The other writer was already discouraged before she even got her first round of rejections.  Before she’d even written her first word.  “I know it’s impossible to get published, and it’s even more impossible to get an agent, so I don’t even know what the point is.”  Well, wow.  Neither do I, I guess.  There’s no pep talk in the world that can overcome that kind of belief.


If you need a little motivation to move forward on your current project, stop telling yourself why you can’t do it, why shouldn’t do it, and why only one outcome is acceptable.  Give yourself a break.  If this proposal or project doesn’t succeed, maybe the next one will.  If you’re afraid of wasting time with no guarantee of a reward, ask yourself how that investment in watching Lost is paying off for you. 


Most of all, please don’t make this any harder than it has to be.
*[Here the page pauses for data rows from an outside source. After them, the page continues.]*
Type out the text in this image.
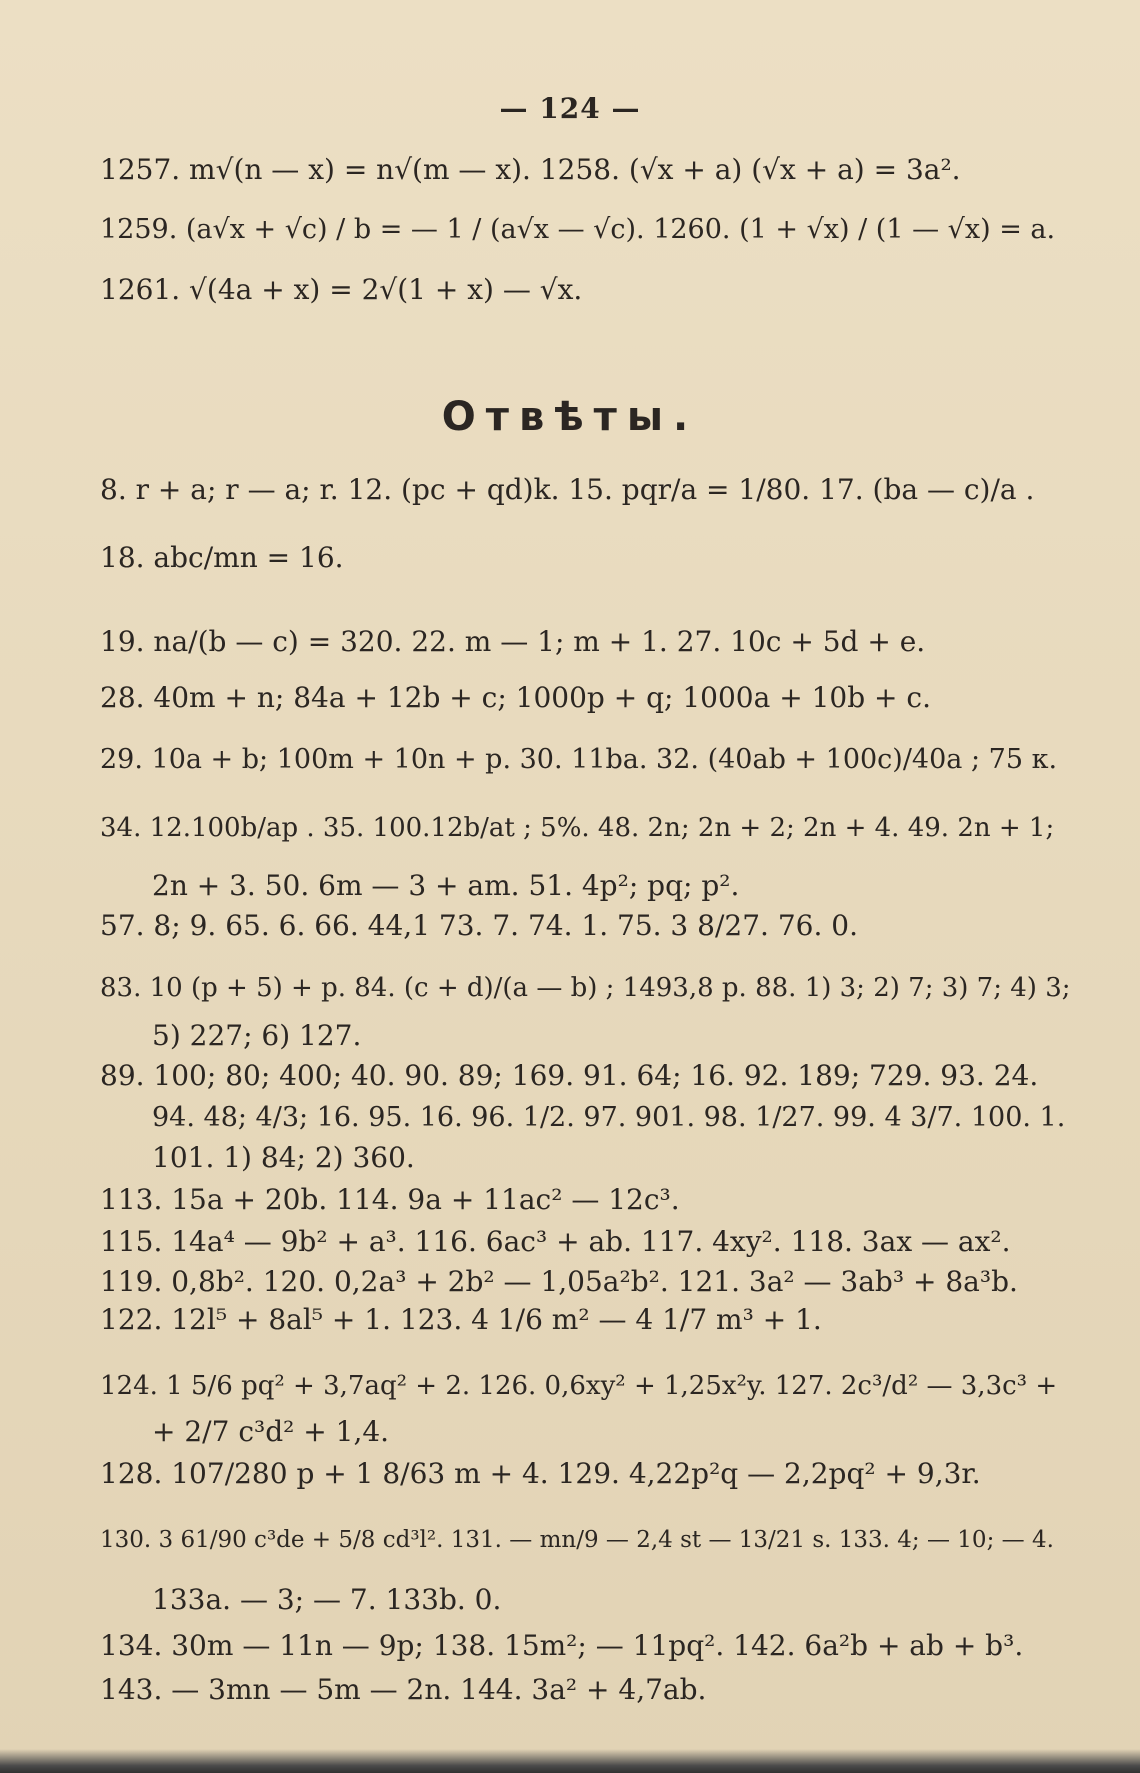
— 124 —
1257. m√(n — x) = n√(m — x). 1258. (√x + a) (√x + a) = 3a².
1259. (a√x + √c) / b = — 1 / (a√x — √c). 1260. (1 + √x) / (1 — √x) = a.
1261. √(4a + x) = 2√(1 + x) — √x.
Отвѣты.
8. r + a; r — a; r. 12. (pc + qd)k. 15. pqr/a = 1/80. 17. (ba — c)/a .
18. abc/mn = 16.
19. na/(b — c) = 320. 22. m — 1; m + 1. 27. 10c + 5d + e.
28. 40m + n; 84a + 12b + c; 1000p + q; 1000a + 10b + c.
29. 10a + b; 100m + 10n + p. 30. 11ba. 32. (40ab + 100c)/40a ; 75 к.
34. 12.100b/ap . 35. 100.12b/at ; 5%. 48. 2n; 2n + 2; 2n + 4. 49. 2n + 1;
2n + 3. 50. 6m — 3 + am. 51. 4p²; pq; p².
57. 8; 9. 65. 6. 66. 44,1 73. 7. 74. 1. 75. 3 8/27. 76. 0.
83. 10 (p + 5) + p. 84. (c + d)/(a — b) ; 1493,8 р. 88. 1) 3; 2) 7; 3) 7; 4) 3;
5) 227; 6) 127.
89. 100; 80; 400; 40. 90. 89; 169. 91. 64; 16. 92. 189; 729. 93. 24.
94. 48; 4/3; 16. 95. 16. 96. 1/2. 97. 901. 98. 1/27. 99. 4 3/7. 100. 1.
101. 1) 84; 2) 360.
113. 15a + 20b. 114. 9a + 11ac² — 12c³.
115. 14a⁴ — 9b² + a³. 116. 6ac³ + ab. 117. 4xy². 118. 3ax — ax².
119. 0,8b². 120. 0,2a³ + 2b² — 1,05a²b². 121. 3a² — 3ab³ + 8a³b.
122. 12l⁵ + 8al⁵ + 1. 123. 4 1/6 m² — 4 1/7 m³ + 1.
124. 1 5/6 pq² + 3,7aq² + 2. 126. 0,6xy² + 1,25x²y. 127. 2c³/d² — 3,3c³ +
+ 2/7 c³d² + 1,4.
128. 107/280 p + 1 8/63 m + 4. 129. 4,22p²q — 2,2pq² + 9,3r.
130. 3 61/90 c³de + 5/8 cd³l². 131. — mn/9 — 2,4 st — 13/21 s. 133. 4; — 10; — 4.
133a. — 3; — 7. 133b. 0.
134. 30m — 11n — 9p; 138. 15m²; — 11pq². 142. 6a²b + ab + b³.
143. — 3mn — 5m — 2n. 144. 3a² + 4,7ab.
  1. Your list of "reasons for stalling on proposals" reminds me of a favorite point from David Allen's book "Getting Things Done." He talks about procrastinating on completing things on to-do lists, and asserts that we are likely to put things off if we don't list tasks as clear, describable, specific ACTIONS. Listing tasks as completed results, whether "write book proposal" or "do taxes" doesn't trigger a clear image in our brains of what, exactly, we need to be do in order to complete the task.

    For me, in book proposals that dynamic tends to operate in spades, because the world of agents and publishers seems so incredibly vague and nebulous when we try to imagine what, exactly, a proposal should be. I've had the experience of doing complicated proposals and getting agent responses that tell me nothing more than "it's a good idea but it's not what they need." (Well, then, what DO they need? No reply, as a rule.) Citing another book that sold well, particularly an entirely different kind of book, with a "make it more like that" is not generally helpful.

    So like with Allen's task list, I have no clear sense of what, exactly, I'm supposed to write to please an agent who may not know herself what she's wanting. "I'll know it when I see it" is really a poor substitute for an instruction manual.

    I don't know that there's a solution, but I do think this explains my own choking at the thought of doing another proposal.